Тут уже, несмотря на крайнюю степень усталости и почти нестерпимую боль во всём теле, Паулсом называемую то отходняком, то ломкой, пришлось вмешаться. Но не для себя лишнюю плюшку выторговывая, а требуя почтения к погибшим героям, шедшим первыми ради спасения трусов, не спешивших покидать свой окоп. У меня погибли три штурмовика-подпрапорщика и вольнонаёмная барышня-башнёрка бронеавтомобиля. Погибшие нашлись и в других подразделениях, но их гнал вперёд ужас мучительной смерти от яда, повисшего в воздухе за спиной. А первые ряды по собственной воле шли на него, свой ужас внутри подавив. Разница огромная! И что бы её прочувствовали, я, водя пушечным стволом бронемашины, заставил пройти вдоль этих наспех сколоченных гробов всех "обитателей" Острова Смерти. Погибшую девушку звали Байба, и была она сиротой, всеми силами пытавшейся выкарабкаться из нищеты, на которую её обрекла судьба. Но в момент гибели вступила она в многотысячную стрелковую семью. Я снял с себя серебряный знак, подтверждающий это братство, и прикрутил к её мундирчику. Знал бы, отдал бы ей знак, пока жива была! Надеюсь её чистая и смелая душа, пока не успевшая раствориться в ауре планеты, простит мне это.

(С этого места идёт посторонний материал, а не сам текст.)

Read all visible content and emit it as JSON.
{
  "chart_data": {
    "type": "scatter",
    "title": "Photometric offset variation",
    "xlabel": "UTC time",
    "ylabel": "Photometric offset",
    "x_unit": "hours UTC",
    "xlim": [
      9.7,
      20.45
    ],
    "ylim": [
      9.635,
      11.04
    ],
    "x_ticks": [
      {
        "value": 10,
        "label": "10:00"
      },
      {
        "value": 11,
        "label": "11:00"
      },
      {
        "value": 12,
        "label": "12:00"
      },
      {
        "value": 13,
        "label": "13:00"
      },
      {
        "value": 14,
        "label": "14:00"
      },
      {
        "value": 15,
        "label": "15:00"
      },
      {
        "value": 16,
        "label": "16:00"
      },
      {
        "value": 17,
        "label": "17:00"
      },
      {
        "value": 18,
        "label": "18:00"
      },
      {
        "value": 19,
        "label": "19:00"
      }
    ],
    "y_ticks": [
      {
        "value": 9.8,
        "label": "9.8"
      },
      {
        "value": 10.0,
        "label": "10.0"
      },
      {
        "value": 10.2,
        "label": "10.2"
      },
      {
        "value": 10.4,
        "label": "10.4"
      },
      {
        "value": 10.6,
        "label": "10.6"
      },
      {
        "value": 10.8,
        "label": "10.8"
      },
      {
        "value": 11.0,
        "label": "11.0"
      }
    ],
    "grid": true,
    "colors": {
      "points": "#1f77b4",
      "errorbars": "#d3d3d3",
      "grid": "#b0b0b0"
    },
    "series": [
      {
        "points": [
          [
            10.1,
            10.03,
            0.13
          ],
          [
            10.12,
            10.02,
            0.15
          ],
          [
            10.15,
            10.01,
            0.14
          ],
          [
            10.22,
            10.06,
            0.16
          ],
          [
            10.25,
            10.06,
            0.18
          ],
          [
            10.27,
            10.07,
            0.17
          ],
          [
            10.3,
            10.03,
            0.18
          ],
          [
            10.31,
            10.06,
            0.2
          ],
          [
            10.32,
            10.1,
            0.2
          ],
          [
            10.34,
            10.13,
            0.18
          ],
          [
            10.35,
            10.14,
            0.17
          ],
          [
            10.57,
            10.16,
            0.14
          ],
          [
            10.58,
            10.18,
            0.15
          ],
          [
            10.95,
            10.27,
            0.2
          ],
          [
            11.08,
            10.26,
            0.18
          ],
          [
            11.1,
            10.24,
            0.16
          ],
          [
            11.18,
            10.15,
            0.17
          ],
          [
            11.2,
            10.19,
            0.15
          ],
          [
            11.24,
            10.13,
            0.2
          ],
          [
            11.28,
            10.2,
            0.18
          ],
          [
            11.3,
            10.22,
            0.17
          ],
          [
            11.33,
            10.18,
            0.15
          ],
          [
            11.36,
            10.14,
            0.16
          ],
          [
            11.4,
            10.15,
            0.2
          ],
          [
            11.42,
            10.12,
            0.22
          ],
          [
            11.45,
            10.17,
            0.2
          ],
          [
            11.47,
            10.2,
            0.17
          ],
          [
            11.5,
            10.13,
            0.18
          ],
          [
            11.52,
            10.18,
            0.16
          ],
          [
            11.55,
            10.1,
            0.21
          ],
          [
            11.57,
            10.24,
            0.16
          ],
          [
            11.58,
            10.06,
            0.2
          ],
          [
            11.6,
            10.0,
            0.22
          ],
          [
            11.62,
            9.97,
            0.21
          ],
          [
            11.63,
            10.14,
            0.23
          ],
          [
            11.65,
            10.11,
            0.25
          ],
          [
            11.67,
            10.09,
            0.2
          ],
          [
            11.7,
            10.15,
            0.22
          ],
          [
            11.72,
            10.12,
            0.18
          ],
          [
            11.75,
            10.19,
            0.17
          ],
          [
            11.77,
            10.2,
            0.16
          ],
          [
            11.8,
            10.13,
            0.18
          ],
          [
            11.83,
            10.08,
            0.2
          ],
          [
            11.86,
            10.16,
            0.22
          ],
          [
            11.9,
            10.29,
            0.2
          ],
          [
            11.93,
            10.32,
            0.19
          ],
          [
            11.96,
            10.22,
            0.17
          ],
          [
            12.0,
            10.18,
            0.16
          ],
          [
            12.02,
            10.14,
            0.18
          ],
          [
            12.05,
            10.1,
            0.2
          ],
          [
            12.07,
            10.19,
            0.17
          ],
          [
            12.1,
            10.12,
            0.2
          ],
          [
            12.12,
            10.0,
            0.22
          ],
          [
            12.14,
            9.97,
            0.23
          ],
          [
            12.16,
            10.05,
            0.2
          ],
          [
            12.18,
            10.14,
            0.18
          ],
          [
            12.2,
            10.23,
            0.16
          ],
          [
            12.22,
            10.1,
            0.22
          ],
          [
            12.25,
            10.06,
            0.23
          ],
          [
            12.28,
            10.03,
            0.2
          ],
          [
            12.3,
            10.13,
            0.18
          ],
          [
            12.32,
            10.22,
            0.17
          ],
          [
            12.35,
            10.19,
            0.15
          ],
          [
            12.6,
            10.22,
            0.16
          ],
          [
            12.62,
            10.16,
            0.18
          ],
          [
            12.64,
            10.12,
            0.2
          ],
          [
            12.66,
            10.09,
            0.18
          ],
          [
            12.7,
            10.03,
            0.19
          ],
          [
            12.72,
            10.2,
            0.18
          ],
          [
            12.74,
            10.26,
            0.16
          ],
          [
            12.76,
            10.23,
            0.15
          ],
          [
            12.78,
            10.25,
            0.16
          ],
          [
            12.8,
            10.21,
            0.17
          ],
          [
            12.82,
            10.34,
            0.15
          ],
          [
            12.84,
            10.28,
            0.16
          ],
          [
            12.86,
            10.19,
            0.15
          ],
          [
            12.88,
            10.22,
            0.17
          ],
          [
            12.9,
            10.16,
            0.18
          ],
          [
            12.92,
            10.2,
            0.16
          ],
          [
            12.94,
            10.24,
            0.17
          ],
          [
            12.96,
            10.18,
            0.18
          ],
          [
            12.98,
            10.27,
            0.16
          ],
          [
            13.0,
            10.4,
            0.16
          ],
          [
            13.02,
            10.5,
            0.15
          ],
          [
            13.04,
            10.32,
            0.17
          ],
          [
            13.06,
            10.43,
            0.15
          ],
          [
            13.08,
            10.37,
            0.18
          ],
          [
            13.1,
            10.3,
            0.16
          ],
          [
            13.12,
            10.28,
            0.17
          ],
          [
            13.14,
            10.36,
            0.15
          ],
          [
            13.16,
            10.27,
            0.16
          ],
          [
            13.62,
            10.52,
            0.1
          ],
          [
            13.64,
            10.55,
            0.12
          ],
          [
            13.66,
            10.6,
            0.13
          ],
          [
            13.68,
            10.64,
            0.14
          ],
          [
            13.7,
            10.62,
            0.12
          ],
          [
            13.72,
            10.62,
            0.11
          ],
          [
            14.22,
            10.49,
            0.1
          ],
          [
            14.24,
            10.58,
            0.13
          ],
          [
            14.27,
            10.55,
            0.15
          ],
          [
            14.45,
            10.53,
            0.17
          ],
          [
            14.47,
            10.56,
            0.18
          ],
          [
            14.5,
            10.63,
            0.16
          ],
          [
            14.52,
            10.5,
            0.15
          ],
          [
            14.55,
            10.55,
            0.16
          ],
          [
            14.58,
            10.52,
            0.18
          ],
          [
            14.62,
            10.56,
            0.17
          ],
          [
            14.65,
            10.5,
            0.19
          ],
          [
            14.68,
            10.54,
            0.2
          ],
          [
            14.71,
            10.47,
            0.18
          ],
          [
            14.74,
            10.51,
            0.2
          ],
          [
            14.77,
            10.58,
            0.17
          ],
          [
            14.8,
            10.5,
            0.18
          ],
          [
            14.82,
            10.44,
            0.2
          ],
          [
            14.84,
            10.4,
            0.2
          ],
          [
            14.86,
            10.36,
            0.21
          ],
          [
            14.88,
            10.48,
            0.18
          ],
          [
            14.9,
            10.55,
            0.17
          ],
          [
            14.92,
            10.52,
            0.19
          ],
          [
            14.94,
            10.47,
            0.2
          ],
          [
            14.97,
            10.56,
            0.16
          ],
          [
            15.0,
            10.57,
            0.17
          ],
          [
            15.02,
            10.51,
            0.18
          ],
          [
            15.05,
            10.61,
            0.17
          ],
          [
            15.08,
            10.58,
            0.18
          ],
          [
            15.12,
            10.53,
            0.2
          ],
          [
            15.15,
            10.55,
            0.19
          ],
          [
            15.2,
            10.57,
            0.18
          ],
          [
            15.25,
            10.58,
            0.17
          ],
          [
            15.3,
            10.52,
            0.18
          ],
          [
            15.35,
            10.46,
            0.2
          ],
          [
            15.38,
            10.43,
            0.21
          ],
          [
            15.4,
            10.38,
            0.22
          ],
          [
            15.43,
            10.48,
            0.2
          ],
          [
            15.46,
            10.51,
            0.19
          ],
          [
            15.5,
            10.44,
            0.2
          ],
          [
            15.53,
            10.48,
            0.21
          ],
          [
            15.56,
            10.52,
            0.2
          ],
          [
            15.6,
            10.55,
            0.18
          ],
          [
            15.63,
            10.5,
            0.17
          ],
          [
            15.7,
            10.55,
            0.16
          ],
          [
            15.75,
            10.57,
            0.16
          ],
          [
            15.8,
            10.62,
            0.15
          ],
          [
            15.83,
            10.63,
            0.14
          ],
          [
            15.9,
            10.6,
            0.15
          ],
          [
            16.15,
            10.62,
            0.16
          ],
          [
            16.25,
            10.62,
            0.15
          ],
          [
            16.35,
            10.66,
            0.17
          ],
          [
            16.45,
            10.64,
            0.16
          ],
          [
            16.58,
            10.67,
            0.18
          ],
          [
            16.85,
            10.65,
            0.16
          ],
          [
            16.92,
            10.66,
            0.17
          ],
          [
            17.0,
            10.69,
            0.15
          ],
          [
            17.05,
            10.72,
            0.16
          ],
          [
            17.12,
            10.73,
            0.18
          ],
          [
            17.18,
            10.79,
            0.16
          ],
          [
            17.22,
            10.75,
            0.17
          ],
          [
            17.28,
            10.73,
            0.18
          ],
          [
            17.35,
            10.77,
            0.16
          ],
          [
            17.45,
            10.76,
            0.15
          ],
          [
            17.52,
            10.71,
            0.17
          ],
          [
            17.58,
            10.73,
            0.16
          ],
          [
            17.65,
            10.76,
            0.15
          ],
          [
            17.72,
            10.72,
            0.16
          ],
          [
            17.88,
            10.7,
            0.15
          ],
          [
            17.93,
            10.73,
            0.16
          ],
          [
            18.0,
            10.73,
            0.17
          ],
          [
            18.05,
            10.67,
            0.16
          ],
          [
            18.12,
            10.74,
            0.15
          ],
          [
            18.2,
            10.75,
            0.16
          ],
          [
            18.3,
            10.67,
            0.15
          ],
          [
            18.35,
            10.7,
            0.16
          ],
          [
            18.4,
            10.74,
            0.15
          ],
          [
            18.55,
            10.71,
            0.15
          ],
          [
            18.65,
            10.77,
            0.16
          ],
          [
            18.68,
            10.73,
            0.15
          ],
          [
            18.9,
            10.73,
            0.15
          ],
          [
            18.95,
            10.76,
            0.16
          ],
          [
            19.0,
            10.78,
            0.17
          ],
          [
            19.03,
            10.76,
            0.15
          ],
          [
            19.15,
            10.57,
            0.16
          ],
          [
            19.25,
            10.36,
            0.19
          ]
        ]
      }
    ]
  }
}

Сам себе буду теперь живым упрёком за гибель той, кто должна была дарить жизнь, но запретить ей совершить свой подвиг морального права не имел - она спасла тысячи, даже не зная имён спасаемых. Я хоть и не православный, но их девиз 'нет лучшей жертвы, чем, за други своя' мне по душе.
Сразу после траурной церемонии, все четыре гроба погрузили на лафет разбитой немецкой пушки и переправившись через реку всё на том же кораблике уже своим ходом рванули в Ригу. Ибо поставленные как командованием, так и совестью цели и задачи были выполнены. Бронеавтомобиль в полевых условиях испытали и газовую атаку германцев сорвали. Все два десятка вёрст дорога до города шла вдоль реки, на берегу которой окопалась наша пехота и артиллерия, и, видя молодое и красивое лицо погибшей девушки слезы, наворачивались даже у привыкших к смерти ветеранов. А въехав в город, сбавили скорость до пешеходной. На многие километры от Московского форштадта вдоль реки за лафетом выстроилась огромная траурная колонна желающих проститься с героями.